Tuesday, June 26, 2018

The longest day

All year long I wait for the longest day of the year. I love living in New England, but the price I pay are the dusks that fall at 4:30 p.m. in mid-December. But I feel like I missed it this year. I look back on last week. June 21: a morning appointment to help Marissa with family history research, early afternoon facilitating at DBSA-Boston, my manic-depression and depression support group. Supper with Jim, then a panel of entreprenuers speaking in Jim’s office in the evening. So, as the late dusk fell, I was in a small group, fully absorbed in a fascinating presentation.

Next morning, I was up at 5 a.m. to drive to Worcester and be with Matt for his surgery. Saturday was spent with our daughter and friends. Busy days, that’s wonderful. The last two days have been busy too. And suddenly it’s five days after the longest day and I can feel in my bones the days getting shorter.

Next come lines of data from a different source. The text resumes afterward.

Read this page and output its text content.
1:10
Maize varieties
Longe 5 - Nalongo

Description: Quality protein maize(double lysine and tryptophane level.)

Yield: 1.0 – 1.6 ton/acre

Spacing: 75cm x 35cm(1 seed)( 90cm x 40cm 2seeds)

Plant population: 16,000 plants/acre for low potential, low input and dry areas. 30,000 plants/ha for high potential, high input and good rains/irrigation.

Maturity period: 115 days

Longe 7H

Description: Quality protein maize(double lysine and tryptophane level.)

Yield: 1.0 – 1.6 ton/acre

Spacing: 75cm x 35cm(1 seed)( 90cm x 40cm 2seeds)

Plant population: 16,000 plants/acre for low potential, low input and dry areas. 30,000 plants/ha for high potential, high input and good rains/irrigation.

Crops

Maybe I’m being morbid. Maybe it has to do with listening to The Year of Magical Thinking by Joan Didion. In beautiful and insightful prose, she chronicles the year after her husband’s sudden death by massive heart attack. Of course, I thought about David, especially when she mentions, several times, dilated pupils: a physiological sign of death. More on all of that in a later post.

I just looked it up: yes, my imagination is running away with me. The longest day was June 21st, but today was a mere minute shorter. And the latest sunset, at 8:25 p.m., occurs June 24-29 this year. I was out in my garden at dusk tonight, watering my tomatoes and tying back my red raspberries. I’m glad to know I was enjoying one of the latest dusks of the year.